Ashraf was coordinating a stunt for a television serial eight years ago when he discovered he had a major health issue ahead of him

Ashraf also credits his rigorous martial arts training for helping him get back on his feet quickly. "My martial arts practice and regular exercises helped me get well about 85 per cent. The rest had to do with my mental strength – thinking positive," says the artiste who has just finished working on three Malayalam movies – Mahe, Michael’s Coffee House and Chiri.

He cannot underscore enough the importance of regular exercise to keep most health conditions at bay. "Keeping not just the body but also the mind active is crucial for a healthy system," he says. "Exercise regularly, avoid negative thoughts and comments, surround yourself with happy positive people, be cheerful and eat healthy. These small but important tips can help you greatly."

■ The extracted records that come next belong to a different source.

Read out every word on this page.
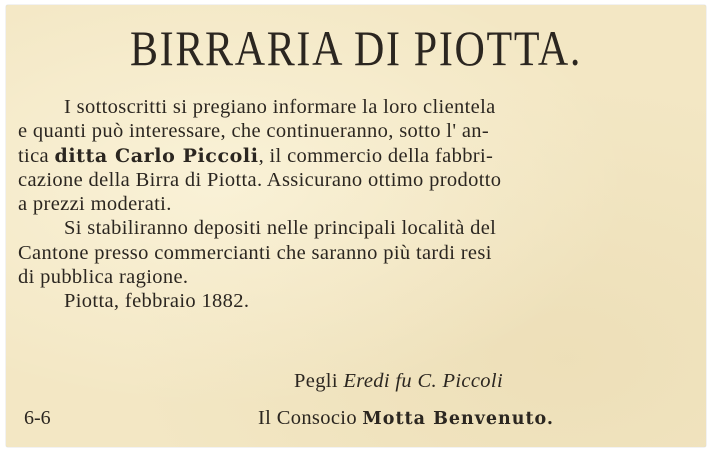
BIRRARIA DI PIOTTA.
I sottoscritti si pregiano informare la loro clientela
e quanti può interessare, che continueranno, sotto l' an-
tica ditta Carlo Piccoli, il commercio della fabbri-
cazione della Birra di Piotta. Assicurano ottimo prodotto
a prezzi moderati.
Si stabiliranno depositi nelle principali località del
Cantone presso commercianti che saranno più tardi resi
di pubblica ragione.
Piotta, febbraio 1882.
Pegli Eredi fu C. Piccoli
6-6	Il Consocio Motta Benvenuto.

Ashraf has choreographed intricate and often dangerous fight scenes for over 40 films and some 20 television serials

Kalari payattu teaches you more than just mental and physical strength; it is a way of life, says the exponent. "It teaches you to respect elders, teachers, nature… It offers lessons on how to maintain composure and to be control of your emotions at all times, to not get rattled or stressed out. It teaches you to be brave, to respect your body, to protect it and to treat it well. That is the best way to prevent diseases."